Als kleiner Junge spielte Michelle Hendley am liebsten mit Puppen und verkleidete sich als Prinzessin. „Ich habe immer so getan, als wäre ich ein Mädchen, aber als ich dann irgendwann ein Teenager war, fiel mir auf, dass ich vielleicht gar nicht nur so tue, sondern dass das meine wahre Identität ist. Dann habe ich angefangen, mich mit Geschlechtsumwandlung zu beschäftigen.“ In ihrer Heimatstadt Columbia im US-Bundesstaat Missouri kennt die Schauspielerin keinen anderen Transsexuellen, aber ihre Familie unterstützt sie.

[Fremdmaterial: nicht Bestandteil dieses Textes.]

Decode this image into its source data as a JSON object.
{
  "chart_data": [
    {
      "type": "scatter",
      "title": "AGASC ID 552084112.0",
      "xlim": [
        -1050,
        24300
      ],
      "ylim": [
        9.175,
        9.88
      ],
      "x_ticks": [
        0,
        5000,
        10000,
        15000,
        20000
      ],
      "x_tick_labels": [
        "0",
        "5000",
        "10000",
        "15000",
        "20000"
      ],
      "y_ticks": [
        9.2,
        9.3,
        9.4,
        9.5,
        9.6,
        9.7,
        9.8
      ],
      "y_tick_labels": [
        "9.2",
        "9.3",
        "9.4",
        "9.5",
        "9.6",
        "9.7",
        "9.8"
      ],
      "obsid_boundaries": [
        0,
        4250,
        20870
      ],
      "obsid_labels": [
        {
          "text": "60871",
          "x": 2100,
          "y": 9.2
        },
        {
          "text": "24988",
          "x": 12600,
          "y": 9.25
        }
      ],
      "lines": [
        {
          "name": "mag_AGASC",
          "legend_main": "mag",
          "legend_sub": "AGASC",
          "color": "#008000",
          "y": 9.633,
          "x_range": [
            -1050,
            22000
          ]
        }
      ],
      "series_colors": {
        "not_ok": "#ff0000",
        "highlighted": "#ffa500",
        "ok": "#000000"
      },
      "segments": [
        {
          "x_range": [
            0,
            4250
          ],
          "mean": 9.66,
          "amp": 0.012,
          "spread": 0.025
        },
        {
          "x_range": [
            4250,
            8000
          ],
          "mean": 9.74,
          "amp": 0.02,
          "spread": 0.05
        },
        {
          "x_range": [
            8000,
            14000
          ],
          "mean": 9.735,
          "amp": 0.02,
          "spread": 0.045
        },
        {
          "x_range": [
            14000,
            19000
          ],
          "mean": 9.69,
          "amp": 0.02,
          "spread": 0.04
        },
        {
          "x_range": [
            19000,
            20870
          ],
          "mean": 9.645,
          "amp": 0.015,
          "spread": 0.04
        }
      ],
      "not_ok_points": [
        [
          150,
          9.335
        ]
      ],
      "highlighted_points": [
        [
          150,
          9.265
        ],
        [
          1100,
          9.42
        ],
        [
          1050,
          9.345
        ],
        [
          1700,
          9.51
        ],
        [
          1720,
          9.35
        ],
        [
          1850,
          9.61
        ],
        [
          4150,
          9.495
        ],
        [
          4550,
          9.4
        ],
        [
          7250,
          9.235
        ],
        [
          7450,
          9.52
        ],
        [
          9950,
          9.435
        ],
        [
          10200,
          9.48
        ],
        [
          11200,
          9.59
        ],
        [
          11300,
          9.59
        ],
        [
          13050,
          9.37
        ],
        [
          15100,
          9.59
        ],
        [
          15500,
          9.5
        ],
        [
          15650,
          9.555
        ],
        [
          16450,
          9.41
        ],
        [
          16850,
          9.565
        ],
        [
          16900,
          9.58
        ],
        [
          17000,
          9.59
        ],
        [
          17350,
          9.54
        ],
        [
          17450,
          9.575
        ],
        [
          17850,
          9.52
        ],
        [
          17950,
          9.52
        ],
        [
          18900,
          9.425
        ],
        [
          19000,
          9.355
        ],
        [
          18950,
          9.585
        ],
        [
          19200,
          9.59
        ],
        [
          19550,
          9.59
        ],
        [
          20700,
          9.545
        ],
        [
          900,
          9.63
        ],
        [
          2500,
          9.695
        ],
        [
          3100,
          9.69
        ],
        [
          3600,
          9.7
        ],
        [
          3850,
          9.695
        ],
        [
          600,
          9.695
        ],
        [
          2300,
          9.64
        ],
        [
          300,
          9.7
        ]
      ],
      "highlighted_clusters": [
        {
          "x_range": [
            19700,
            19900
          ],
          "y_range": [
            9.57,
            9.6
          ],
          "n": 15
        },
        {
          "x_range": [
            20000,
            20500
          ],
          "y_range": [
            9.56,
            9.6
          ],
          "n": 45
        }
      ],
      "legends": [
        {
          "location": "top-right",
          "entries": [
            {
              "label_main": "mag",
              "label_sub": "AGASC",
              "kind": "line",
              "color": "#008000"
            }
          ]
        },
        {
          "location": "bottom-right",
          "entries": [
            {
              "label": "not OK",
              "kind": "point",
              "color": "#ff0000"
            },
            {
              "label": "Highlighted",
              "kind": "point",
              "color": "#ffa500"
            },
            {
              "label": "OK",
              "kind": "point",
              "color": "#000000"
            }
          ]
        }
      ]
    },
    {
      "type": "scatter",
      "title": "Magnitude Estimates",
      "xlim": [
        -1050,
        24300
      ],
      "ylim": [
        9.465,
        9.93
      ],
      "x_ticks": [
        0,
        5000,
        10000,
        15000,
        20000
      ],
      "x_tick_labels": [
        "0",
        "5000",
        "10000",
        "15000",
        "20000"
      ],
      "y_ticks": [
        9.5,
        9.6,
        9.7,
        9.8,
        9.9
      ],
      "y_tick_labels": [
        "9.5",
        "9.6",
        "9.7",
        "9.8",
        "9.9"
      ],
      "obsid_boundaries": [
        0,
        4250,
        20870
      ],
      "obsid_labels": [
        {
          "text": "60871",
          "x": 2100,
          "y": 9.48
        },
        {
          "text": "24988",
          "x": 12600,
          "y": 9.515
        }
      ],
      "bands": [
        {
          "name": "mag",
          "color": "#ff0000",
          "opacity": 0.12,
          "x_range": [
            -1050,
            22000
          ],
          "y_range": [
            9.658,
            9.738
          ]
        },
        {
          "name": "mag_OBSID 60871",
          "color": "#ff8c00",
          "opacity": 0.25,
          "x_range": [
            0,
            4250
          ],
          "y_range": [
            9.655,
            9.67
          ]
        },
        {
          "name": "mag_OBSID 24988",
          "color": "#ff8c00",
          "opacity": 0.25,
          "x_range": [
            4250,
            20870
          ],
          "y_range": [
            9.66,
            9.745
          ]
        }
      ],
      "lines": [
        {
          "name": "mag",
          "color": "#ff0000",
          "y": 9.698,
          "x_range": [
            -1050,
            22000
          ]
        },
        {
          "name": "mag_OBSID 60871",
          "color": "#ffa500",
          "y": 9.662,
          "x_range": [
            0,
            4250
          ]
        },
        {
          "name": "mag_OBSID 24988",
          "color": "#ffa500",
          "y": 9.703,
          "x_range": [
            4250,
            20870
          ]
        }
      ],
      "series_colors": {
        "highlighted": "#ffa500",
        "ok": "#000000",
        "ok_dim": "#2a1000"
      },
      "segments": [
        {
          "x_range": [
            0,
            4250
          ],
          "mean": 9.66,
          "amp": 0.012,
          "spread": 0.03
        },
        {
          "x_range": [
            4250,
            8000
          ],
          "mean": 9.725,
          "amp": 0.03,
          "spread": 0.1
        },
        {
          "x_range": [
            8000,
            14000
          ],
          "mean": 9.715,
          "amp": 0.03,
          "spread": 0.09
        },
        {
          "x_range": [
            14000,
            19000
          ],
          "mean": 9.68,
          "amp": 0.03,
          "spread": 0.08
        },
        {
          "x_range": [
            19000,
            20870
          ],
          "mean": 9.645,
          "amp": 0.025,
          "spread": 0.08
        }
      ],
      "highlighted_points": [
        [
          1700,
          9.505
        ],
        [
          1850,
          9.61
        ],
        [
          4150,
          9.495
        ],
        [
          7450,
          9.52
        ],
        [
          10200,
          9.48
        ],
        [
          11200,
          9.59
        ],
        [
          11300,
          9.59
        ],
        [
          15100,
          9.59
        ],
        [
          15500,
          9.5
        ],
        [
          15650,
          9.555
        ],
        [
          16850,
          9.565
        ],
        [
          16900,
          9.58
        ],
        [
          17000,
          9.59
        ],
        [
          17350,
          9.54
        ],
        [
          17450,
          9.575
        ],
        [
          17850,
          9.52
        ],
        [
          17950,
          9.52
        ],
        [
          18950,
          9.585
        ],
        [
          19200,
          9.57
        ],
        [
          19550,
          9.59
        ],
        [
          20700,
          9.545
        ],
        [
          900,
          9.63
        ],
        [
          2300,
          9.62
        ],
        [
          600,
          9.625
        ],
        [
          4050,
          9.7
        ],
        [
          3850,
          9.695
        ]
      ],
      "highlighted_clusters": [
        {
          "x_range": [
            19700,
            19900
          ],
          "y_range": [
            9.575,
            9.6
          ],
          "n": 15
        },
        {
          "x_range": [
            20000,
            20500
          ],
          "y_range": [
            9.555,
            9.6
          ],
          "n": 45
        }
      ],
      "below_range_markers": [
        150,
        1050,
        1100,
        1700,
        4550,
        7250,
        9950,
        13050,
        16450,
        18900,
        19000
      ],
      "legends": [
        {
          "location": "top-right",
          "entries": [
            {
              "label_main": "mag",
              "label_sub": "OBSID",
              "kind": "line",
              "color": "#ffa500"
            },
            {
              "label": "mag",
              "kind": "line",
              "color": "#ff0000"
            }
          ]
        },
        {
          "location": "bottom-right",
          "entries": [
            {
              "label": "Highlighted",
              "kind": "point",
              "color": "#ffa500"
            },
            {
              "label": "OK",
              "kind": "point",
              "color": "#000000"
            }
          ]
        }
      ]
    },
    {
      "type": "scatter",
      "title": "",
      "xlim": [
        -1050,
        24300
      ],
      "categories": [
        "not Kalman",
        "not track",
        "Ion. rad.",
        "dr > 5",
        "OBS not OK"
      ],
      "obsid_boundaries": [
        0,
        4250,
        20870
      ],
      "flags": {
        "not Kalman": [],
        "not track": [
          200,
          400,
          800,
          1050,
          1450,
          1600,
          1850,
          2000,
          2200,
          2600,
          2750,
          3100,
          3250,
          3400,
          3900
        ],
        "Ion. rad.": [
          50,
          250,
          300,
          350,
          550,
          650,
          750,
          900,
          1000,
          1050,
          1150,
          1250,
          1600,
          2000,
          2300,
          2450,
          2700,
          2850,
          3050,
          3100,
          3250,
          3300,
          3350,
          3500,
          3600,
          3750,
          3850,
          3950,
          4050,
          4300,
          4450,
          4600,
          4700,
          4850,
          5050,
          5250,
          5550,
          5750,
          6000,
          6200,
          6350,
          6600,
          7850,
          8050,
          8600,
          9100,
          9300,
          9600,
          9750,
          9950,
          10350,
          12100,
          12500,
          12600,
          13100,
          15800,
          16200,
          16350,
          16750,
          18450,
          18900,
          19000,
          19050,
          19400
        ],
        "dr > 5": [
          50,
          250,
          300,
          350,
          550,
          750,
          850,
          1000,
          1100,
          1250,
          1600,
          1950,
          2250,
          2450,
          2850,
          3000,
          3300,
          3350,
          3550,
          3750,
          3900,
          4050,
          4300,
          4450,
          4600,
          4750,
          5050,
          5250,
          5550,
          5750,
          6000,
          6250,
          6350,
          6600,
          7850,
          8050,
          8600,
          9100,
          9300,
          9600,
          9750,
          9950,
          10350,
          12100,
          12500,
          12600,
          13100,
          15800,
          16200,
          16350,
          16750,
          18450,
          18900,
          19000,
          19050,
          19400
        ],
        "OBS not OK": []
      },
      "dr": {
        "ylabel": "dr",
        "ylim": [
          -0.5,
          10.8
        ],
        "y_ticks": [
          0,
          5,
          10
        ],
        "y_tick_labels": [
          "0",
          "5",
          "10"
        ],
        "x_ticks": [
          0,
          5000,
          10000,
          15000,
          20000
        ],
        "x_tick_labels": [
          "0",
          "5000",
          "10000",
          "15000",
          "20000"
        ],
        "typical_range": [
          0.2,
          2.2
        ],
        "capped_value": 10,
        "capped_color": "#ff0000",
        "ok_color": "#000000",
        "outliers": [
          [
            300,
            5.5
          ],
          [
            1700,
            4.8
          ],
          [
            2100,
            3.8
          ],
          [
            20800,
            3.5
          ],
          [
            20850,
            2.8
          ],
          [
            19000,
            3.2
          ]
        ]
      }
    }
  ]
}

That one time at #TeenVogue

Ein von Michelle Hendley (@chellehendley) gepostetes Foto am

 

„Das hat mich fast schon geschockt. Ich hatte ein paar Meinungsverschiedenheiten erwartet, aber sie waren begeistert und überhaupt nicht überrascht.“ Hendley dokumentiert ihren Wandel offen im Internet und macht damit Regisseur Eric Schaeffer, der schon mit Stars wie Sarah Jessica Parker und Ben Stiller gedreht hat, auf sich aufmerksam.

 

In seinem neuen Film „Boy Meets Girl“, der seit kurzem im Internet und auf DVD zu sehen ist, bekommt Hendley trotz fehlender Schauspielerfahrung die Hauptrolle. „Viele Transsexuellen-Filme sind traurig oder tragisch, aber dieser wirft ein positives Licht darauf. Es ist eine positive, normale Liebesgeschichte, bei der das Mädchen zufällig transsexuell ist.“

 

Transsexuellen-Bewegung in den Staaten

Der Film ist nur ein Beispiel für einen wahren Showbusiness-Boom, den die Transsexuellen-Bewegung in den USA derzeit erlebt. An der Spitze steht Kim Kardashians Stiefvater und früherer Zehnkampf-Olympiasieger Bruce Jenner, der seinen Wandel zur Caitlyn Jenner ausführlich per US-Fernsehen, beispielsweise der Doku-Serie „I am Cait“ beim Pay-TV-Kanal „E! Entertainment“, und „Vanity Fair“ dokumentiert und damit Millionen Menschen weltweit erreicht.

 

Auch im Erfolgsfilm „Dallas Buyers Club“, der Amazon-Serie „Transparent“ und der Netflix-Serie „Orange is the New Black“ sowie dem Broadway-Musical „Hedwig and the Angry Inch“ wird das Thema Transsexualität behandelt.

 

Schauspielerin am Cover

Die transsexuelle Schauspielerin Laverne Cox zierte jüngst das Cover des „Time“-Magazins. Die Mode lässt die Grenzen zwischen den Geschlechtern weiter verschwimmen: Haute-Couture-Häuser wie Gaultier schickten bereits Männer in Frauenkleidern über den Laufsteg und Andreja Pejic aus Bosnien-Herzegowina wurde erst als Mann und dann als Frau zum Supermodel.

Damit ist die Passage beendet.